Einstein hat gezeigt, das Raum und Zeit nicht voneinander getrennt sind, sondern ein Kontinuum bilden. Unser gewohntes Zeitempfinden kommt uns nur deswegen linear vor, weil wir uns alle im selben Rahmen bewegen, wir uns diesbezüglich auf einen gemeinsamen Kontext geeinigt haben. Nur so können wir eine -mehr oder weniger- stabile Realität erleben. In Wirklichkeit existieren weder Vergangenheit noch Zukunft, alles passiert im Jetzt.
Die Quantenphysik zeigt, das Realität -wie wir sie kennen- erst durch den Fokus unserer Aufmerksamkeit entsteht. Solange keiner „hinschaut“, existieren alle nur denkbaren Möglichkeiten parallel und unabhängig voneinander. Erst die bewußte oder unbewußte Ausrichtung auf einen Aspekt verdichtet diese Wahrscheinlichkeitswolke zu dem, was wir als Boden der Tatsachen empfinden.
Wir stehen in ständigem Austausch mit unserer Umgebung, kommunizieren unablässig über Raum und Zeit hinweg mit allem was ist. Wie das funktioniert, weiß noch niemand so recht, dass es so ist scheint gesichert. Ein bißchen nachvollziehbar wird es, wenn ich mit jemandem „auf gleicher Wellenlänge“ bin: es braucht keine Worte, um im Gleichtakt zu sein, so wie die Seiten einer Gitarre mitschwingen, wenn der richtige Ton getroffen wird.

Ich existiere also in allen möglichen Ausprägungen in allen nur denkbaren Zeiten (schon passt das Wort nicht mehr, passiert doch alles JETZT – aber das kann mein Verstand nicht so recht greifen) und kommuniziere fortwährend mit mir selbst. Klar nehme ich mich nur einmal wahr, meine Aufmerksamkeit ist auf diesen einen Punkt konzentriert und kreiert so das Empfinden eines Einzelwesens.
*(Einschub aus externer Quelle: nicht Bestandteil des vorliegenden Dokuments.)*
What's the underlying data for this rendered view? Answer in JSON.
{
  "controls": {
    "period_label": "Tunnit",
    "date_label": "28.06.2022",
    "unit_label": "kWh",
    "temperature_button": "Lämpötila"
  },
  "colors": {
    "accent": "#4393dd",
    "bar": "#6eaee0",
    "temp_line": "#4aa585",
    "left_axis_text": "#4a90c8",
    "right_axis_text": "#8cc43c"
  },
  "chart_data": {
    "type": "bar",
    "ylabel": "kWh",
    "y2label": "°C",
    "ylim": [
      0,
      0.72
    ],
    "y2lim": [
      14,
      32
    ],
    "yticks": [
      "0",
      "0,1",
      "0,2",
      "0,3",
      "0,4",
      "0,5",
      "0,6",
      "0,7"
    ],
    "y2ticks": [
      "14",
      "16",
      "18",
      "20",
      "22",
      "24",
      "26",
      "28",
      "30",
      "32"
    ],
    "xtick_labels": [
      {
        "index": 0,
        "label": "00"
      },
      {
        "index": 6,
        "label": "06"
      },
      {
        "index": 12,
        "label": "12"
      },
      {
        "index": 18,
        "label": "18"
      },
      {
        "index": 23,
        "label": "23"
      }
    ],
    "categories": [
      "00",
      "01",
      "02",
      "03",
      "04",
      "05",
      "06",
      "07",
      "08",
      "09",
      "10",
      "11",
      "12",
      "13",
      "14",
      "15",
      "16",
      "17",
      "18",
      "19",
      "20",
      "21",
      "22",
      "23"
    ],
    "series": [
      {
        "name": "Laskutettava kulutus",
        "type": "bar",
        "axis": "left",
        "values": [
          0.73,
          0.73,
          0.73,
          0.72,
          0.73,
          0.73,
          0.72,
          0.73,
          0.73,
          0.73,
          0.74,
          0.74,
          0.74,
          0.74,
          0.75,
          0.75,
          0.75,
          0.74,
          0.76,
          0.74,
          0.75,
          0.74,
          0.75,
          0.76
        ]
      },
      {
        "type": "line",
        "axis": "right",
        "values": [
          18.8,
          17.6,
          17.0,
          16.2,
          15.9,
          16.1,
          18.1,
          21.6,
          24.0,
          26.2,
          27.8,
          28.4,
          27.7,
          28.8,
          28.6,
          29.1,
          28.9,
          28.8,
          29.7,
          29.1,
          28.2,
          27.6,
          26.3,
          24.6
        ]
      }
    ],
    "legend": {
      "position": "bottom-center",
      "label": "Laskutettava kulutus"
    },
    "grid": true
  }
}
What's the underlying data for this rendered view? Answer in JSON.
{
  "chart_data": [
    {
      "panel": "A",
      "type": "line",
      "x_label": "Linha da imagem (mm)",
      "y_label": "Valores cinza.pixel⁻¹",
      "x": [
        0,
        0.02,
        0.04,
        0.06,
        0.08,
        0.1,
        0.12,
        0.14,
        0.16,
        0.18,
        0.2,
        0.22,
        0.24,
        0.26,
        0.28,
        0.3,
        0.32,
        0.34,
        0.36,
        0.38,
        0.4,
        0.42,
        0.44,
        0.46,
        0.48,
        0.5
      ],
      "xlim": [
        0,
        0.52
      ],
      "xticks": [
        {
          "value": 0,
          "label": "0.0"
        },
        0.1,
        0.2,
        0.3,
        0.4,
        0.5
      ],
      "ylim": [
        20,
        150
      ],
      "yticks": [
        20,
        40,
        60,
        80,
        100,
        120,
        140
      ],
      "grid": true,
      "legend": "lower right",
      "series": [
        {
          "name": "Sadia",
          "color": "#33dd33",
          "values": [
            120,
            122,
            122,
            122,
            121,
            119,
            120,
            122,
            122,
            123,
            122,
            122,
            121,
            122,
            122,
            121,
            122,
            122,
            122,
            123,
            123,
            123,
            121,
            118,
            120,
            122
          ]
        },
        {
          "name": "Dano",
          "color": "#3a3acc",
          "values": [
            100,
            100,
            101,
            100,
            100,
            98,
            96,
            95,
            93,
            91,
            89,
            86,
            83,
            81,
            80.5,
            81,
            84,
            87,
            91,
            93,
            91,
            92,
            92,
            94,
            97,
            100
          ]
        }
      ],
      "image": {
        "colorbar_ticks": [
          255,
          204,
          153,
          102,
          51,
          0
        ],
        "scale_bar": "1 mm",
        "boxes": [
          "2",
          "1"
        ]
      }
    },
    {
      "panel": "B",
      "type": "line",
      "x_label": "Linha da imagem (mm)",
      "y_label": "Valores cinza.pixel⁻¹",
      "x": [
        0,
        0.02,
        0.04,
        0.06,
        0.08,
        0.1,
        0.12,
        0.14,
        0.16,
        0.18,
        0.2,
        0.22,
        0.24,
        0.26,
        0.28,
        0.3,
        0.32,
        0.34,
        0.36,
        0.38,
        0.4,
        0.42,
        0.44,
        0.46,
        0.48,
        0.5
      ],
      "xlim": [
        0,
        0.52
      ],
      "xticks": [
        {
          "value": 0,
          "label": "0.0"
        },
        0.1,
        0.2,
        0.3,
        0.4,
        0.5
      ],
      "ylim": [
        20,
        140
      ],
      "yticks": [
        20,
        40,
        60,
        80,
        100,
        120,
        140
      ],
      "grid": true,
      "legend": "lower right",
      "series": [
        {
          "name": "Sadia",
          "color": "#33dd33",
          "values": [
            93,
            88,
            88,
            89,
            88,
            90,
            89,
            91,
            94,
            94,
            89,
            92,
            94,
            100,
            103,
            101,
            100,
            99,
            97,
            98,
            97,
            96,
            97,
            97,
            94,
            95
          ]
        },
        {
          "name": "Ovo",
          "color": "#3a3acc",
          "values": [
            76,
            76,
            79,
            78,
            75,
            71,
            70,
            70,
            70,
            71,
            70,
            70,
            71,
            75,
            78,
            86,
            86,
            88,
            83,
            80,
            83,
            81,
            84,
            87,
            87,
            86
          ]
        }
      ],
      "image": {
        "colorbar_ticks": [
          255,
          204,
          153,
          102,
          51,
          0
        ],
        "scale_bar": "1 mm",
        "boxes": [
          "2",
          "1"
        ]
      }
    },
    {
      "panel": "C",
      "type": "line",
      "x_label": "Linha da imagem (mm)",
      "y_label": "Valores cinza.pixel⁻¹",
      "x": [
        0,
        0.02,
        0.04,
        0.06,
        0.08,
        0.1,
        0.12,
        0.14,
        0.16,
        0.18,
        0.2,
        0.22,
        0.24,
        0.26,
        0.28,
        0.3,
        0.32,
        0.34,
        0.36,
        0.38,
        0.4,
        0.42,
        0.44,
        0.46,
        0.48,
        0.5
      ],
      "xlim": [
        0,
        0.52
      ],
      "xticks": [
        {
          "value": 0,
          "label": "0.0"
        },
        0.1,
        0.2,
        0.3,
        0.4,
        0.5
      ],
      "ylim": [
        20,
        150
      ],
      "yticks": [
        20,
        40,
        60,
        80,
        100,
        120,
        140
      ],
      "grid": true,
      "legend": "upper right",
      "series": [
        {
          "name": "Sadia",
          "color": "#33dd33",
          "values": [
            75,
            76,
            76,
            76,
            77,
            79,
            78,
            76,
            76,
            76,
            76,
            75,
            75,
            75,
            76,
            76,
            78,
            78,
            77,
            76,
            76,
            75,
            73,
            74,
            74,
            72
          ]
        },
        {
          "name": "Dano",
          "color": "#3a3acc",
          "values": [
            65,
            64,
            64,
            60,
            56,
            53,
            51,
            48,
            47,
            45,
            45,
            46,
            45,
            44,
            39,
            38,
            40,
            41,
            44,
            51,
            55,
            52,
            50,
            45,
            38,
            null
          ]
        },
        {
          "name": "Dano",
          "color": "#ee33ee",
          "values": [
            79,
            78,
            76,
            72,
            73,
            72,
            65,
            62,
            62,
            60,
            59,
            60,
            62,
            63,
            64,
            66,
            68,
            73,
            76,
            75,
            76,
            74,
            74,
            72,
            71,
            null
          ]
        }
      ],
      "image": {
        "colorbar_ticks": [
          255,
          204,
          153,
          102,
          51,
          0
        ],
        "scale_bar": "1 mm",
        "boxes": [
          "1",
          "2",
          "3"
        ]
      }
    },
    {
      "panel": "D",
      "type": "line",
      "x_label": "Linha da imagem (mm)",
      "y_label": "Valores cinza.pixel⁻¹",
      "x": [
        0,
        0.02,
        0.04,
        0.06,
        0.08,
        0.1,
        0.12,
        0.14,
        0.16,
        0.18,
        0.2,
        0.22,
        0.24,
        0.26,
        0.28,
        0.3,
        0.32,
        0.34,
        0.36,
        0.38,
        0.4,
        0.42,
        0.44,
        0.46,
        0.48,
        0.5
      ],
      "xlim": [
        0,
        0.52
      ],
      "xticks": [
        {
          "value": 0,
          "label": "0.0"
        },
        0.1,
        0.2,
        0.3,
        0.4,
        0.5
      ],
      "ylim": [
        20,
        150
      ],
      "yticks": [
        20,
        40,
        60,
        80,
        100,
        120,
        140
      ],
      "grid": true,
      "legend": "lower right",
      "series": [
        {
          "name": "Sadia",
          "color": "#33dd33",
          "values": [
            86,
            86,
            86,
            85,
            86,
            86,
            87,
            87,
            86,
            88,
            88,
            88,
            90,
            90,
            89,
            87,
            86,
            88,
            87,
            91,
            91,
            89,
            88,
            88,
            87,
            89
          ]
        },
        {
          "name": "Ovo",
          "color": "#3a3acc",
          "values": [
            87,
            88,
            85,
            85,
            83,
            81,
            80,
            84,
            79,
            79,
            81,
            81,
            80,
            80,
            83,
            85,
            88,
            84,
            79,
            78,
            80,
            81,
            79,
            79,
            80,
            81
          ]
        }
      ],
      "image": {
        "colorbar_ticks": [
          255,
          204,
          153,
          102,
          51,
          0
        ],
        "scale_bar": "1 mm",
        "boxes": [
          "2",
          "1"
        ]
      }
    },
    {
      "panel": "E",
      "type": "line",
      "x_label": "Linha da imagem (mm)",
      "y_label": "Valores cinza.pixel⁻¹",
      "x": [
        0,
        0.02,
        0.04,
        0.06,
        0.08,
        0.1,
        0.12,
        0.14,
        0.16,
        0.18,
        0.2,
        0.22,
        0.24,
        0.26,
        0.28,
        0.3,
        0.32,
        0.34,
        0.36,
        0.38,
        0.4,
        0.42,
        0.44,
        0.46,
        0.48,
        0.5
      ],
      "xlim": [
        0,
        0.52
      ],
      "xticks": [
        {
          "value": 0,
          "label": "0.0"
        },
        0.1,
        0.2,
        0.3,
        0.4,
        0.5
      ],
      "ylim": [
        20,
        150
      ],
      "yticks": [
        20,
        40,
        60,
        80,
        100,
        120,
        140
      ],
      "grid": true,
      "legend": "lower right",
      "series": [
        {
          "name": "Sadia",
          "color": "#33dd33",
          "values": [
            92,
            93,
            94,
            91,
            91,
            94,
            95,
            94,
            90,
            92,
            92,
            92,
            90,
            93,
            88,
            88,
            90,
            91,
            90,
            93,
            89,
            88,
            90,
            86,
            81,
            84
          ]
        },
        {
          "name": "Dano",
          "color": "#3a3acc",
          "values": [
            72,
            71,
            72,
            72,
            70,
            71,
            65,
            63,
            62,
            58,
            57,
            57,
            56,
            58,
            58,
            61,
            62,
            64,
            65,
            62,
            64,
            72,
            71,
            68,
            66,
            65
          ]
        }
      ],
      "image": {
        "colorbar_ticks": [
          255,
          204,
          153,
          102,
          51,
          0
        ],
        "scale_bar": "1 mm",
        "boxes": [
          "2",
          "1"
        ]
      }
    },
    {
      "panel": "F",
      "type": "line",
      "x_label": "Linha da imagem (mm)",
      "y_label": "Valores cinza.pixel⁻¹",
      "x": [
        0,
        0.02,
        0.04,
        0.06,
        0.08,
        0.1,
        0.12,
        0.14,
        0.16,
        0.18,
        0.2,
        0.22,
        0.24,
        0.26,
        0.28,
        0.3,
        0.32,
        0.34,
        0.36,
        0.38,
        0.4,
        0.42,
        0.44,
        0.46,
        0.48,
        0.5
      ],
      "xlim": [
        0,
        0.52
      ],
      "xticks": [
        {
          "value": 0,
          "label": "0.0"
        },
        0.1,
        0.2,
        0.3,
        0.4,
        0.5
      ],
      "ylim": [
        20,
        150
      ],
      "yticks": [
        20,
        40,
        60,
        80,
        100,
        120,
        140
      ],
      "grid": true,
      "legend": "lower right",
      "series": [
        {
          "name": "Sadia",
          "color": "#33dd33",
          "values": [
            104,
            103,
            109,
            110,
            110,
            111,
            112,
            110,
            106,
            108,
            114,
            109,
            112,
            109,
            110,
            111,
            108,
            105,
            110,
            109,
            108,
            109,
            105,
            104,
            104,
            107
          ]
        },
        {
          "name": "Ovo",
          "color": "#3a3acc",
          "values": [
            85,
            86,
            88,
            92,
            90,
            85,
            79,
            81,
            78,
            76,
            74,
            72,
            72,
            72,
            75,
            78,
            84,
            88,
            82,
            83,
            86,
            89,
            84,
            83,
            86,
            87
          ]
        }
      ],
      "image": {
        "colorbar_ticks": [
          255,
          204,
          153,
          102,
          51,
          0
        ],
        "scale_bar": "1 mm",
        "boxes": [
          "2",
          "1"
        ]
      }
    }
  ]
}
Resonanz Wenn ICH mich nun nicht so wohl in meiner Haut fühle, mir meine Realität nicht schmeckt, der Job nervt, das Wetter am Gemüt zehrt und überhaupt, dann sende ich eine für diese Stimmung ganz charakteristische Botschaft aus – ich will sie mal „Gemütswellen“ nennen. Einer der möglichen Norbert’s in der näheren Zeitumgebung, der sich pudelwohl fühlt und so richtig zufrieden mit sich und der Welt ist, sendet natürlich entsprechend andere Gemütswellen aus. Und ein möglicher Dritter fühlt sich in einem Monat genau so unzufrieden und zerissen wie ICH heute.

Mit welcher dieser zwei Möglichkeiten werde ich wohl in Resonanz gehen, wo wird der Fokus meiner Aufmerksamkeit hingezogen werden und mitschwingen?